That pride was warranted. Hancock led a sort of virtuosic, postmodern fusion combo; its leanness, loudness and lack of vocalists (Hancock had two on his River tour) gave it a rawness, an air of authenticity. “Actual Proof” was nailed—its clavinet-punctuated groove set to a perfect simmer, its bluesy unison themes executed with precision. (That opener also saw the mix, boomy in the orchestral concert hall, come into focus.) The set became a counting man’s game on a mash-up of “Watermelon Man” and Loueke’s 17/4 composition “Seven Teens.” Hancock, on keytar, traded with Genus (employing an octavizer) and Loueke, who was prodded into some of his flashiest playing of the evening. It effectively contrasted the "Watermelon" theme, which Hancock and Loueke subdued to a whisper. (Loueke, who was later given a solo showcase for his electronically harmonized vocals and kalimba-like guitar sound, was his usual self elsewhere—singular and accomplished but understated to a fault.) In all, this twofer arrangement was an exceedingly creative way to reinvigorate an overexposed melody. “Cantaloupe Island” received a similarly inspired transformation, moving between postbop and fusion and allowing Hancock to reiterate his brilliance on acoustic piano.
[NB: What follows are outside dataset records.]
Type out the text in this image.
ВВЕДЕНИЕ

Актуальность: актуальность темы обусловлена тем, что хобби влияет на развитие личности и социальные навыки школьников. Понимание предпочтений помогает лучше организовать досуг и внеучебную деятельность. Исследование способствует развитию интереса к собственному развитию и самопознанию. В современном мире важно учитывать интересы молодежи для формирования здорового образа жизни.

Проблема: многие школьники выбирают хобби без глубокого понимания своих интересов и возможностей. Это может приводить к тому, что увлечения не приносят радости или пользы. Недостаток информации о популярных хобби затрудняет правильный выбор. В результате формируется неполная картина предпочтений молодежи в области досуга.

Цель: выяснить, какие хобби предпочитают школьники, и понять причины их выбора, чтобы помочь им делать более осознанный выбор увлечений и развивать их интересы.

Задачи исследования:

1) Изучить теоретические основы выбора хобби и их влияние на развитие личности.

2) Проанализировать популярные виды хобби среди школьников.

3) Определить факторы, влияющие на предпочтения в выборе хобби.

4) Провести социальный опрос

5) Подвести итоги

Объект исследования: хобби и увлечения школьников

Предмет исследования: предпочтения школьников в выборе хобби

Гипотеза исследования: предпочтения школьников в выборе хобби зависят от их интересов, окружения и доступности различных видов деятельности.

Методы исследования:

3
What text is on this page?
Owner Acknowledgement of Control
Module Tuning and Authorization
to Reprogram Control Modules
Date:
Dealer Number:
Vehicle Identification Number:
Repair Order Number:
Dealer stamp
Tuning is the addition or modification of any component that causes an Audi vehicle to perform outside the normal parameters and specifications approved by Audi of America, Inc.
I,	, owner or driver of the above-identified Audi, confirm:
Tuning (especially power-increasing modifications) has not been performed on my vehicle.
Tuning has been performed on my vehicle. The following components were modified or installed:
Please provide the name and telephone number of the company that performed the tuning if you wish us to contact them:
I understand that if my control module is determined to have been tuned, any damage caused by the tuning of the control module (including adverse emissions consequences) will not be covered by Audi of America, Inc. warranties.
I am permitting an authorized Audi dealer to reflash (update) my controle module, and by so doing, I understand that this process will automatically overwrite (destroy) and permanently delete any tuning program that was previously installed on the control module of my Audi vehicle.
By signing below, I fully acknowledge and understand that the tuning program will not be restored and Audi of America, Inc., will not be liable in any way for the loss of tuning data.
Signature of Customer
In other moments, Hancock inadvertently made a point about the nature of trends in pop sonics—about how what’s old can become new. Instead of sounding dated, the synths of “4 A.M.” and, especially, the vocoder of “Come Running to Me” brought to mind Auto-Tuned neo-soul as well as hip-hop-generation jazz musicians whose current work is so deeply influenced by Hancock. (Some keyboard-activated vocal samples heard later—shouts and grunts which awkwardly summoned up late ’80s/early ’90s pop-rap—didn’t fare as well.)
The encore included “Rockit,” with Lawrence on drum machine and Hancock on keytar, and a blowout on “Chameleon” in which Hancock (and Hancock alone) soloed among his arsenal of keys at jam-band length. It was a lot of fun, but it made you think about the deeper cuts you wished you would have heard.